Nothing
## roxygen2::roxygenise("C:/users/valen/onedrive/myrepo/rrdev/robClus", load_code=roxygen2:::load_installed)
#'
#' TKMEANS method for robust K-means clustering
#'
#' @name tkmeans
#' @aliases print.tkmeans
#' @description This function searches for \code{k} (or less) spherical clusters
#' in a data matrix \code{x}, whereas the \code{ceiling(alpha n)} most outlying
#' observations are trimmed.
#' @param x A matrix or data.frame of dimension n x p, containing the observations (row-wise).

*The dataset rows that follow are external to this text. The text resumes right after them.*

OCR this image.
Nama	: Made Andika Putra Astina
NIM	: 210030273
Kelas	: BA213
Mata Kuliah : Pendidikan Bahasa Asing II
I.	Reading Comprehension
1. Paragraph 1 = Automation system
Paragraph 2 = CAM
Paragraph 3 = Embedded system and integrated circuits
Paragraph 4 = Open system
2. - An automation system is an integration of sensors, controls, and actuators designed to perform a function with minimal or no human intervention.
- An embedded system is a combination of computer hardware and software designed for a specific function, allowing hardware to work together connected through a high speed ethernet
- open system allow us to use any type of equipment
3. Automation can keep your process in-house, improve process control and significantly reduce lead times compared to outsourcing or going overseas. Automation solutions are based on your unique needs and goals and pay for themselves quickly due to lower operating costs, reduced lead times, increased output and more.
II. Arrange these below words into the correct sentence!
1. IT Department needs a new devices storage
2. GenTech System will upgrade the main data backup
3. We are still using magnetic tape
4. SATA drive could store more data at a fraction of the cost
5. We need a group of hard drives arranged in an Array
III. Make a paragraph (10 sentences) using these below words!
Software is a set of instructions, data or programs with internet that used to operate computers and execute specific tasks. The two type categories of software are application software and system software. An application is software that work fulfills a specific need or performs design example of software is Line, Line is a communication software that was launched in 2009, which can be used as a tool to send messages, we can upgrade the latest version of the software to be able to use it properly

#' @param k The number of clusters initially searched for.
#' @param alpha The proportion of observations to be trimmed.
#' @param nstart The number of random initializations to be performed.
#' @param niter1 The number of concentration steps to be performed for the nstart initializations.
#' @param niter2 The maximum number of concentration steps to be performed for the
#' \code{nkeep} solutions kept for further iteration. The concentration steps are
#' stopped, whenever two consecutive steps lead to the same data partition.
#' @param nkeep The number of iterated initializations (after niter1 concentration
#' steps) with the best values in the target function that are kept for further iterations
#' @param iter.max (deprecated, use the combination \code{nkeep, niter1 and niter2})
#' The maximum number of concentration steps to be performed.
#' The concentration steps are stopped, whenever two consecutive steps lead
#' to the same data partition.
#' @param zero_tol The zero tolerance used. By default set to 1e-16.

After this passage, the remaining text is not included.